Rilla tak begitu terkejut mendapati tempat keaayangannya hancur berantakan. Tak usah ia mencari siapa biang keroknya ia tau pelakunya. Ia mengambil sapu dan ijuk lalu membersihkannya. Dengan telaten ia memberesi pecahan kaca yang bertebaran di lantai.
"Aduh!"
Rilla memekik, ibu jarinya terkena pecahan kaca. Seketika darah merembes disana. Spontan ia langsung mengambil tisu dan melilitkannya diluka itu, lalu ia melanjutkan pekerjaannya yang tertunda.
Tangannya dengan sigap meraih ijuk yang tadi ada disampingnya. Ia menggapai gapai namun ijuknya tidak ada. Ia menoleh, sepasang kaki mrnghalangi pandangannya. Ia mendongak, sang pemilik kaki menyengir kearahnya.
"Ck, ngapain lo disini? Ganggu orang aja." sapa Rilla, ia berdiri mensejajarkan posisinya walau yang diajak bicara masih lebih tinggi darinya.
"Sini gue bantuin."
Nanta merebut sapu ditangan Rilla. Tapi gagang sapu tersebut malah menyenggol jari Rilla yang terkena pecahan kaca.

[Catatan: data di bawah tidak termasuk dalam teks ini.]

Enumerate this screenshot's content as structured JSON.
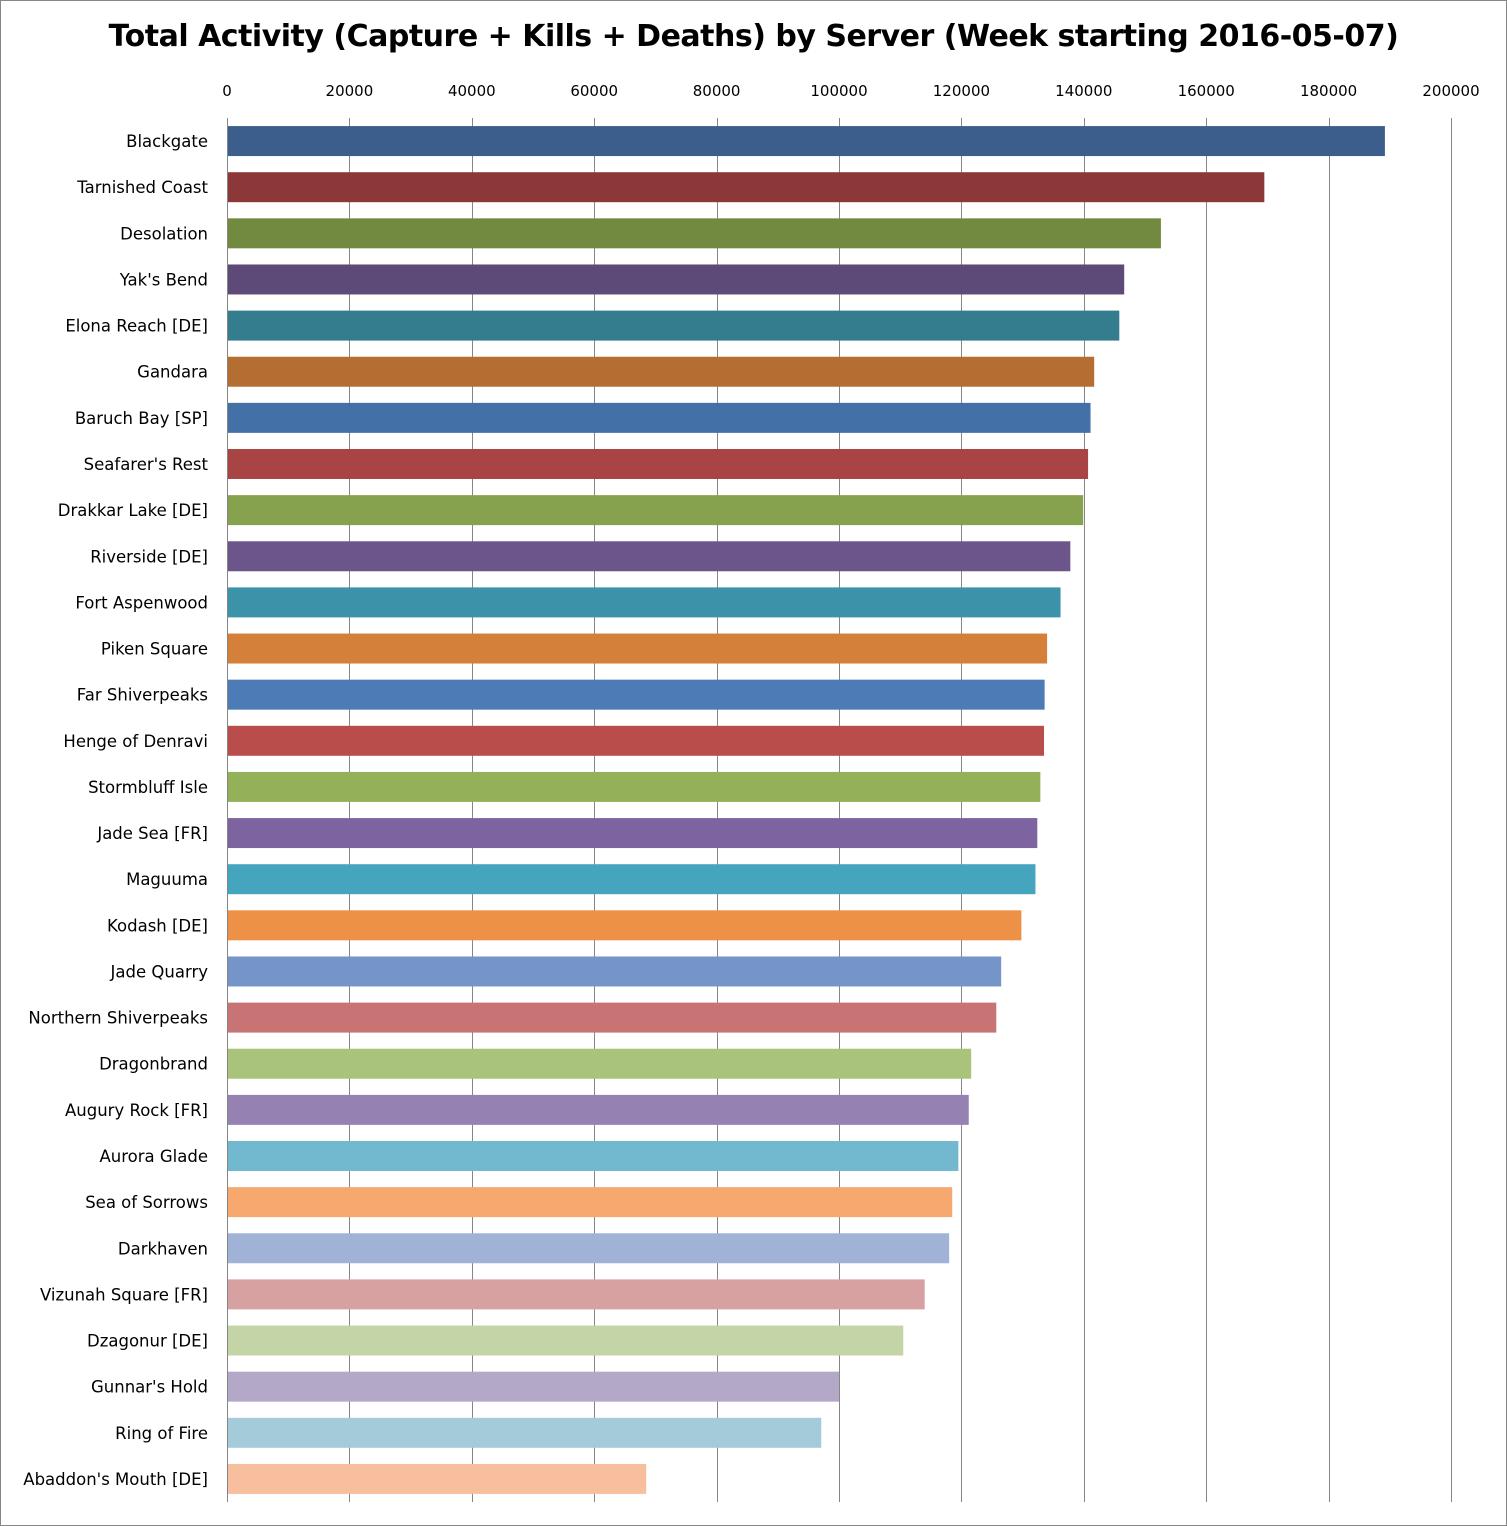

"Ahhh." rintihnya. Nanta yang semula fokus dengan sapu langsung teralihkan.
"Jari lo, luka? Kok nggak dibersihin dulu." Nanta memegang jari Rilla untuk melihatnya. Ia mengamati seberapa parah lukanya.
"Sini!" Nanta menarik Rilla menuju kotak P3K disebelah ruang privat.
"Gue gak papa Nan, cuma kegores dikit."
Rilla berniat mengibaskan tangannya tapi Nanta lebih dulu memegang tangannya dengan erat. Ia menarik tangan Rilla agar mendekat.
"Ini tuh harusnya dibersihin dulu baru bersihin ruangannya. Kalo lo gak bisa lo bisa minta tolong gue buat ngobatin ituh luka."
Tangannya dengan cekatan mulai mengoleskan etanol pada kapas dan menempelkannya perlahan diluka. Rilla meringis sedikit merasakan lukanya tersentuh etanol. Tapi ia berusaha untuk tidak berteriak apalagi berontak.
Ia mendongak, mata itu amat teliti melihat luka Rilla. Mata bening yang membuat Rilla terdiam memandanginya namun cepat cepat ia sadar lalu menunduk. Ia tak kuat lama lama memandang mata yang meneduhkan itu.
"Selesai!"
"Eh, apa? Ah udah selesai ya? Makasih." kata Rilla gelagapan.
"Iya sama sama, lain kali hati hati ya."
Rilla mengangguk. "Sini gue bantu." Nanta mengambil sapu lalu membersihkannya.
Mereka saling bahu membahu mulai menata perabotan yang ada dilantai. Rilla kerap kali mengusap peluh yang menetes didahinya. Seragam Nanta sudah basah dari tadi.
"Nih pake." Rilla memberikan Nanta sebuah kaos bertuliskan 'Mine'.
Nanta mengernyit. "Mine?"
"Ehh, apaan? Jangan mikir macem macem deh. Emang milih gue kok."
"Hah?" ia menggaruk kepalanya, tambah bingung.
"Ge-er banget lu! Kaosnya 'milik' gue! Bukan lu 'milik' gue!" jawab Rilla sambil tertawa.
Nanta melempar kaos yang hendak dipakainya tepat pada muka Rilla.
"Noh ambil gue gak butuh."
"Cie marah." goda Rilla.
"Sapa juga yang marah." ucap Nanta dengan nada ketus.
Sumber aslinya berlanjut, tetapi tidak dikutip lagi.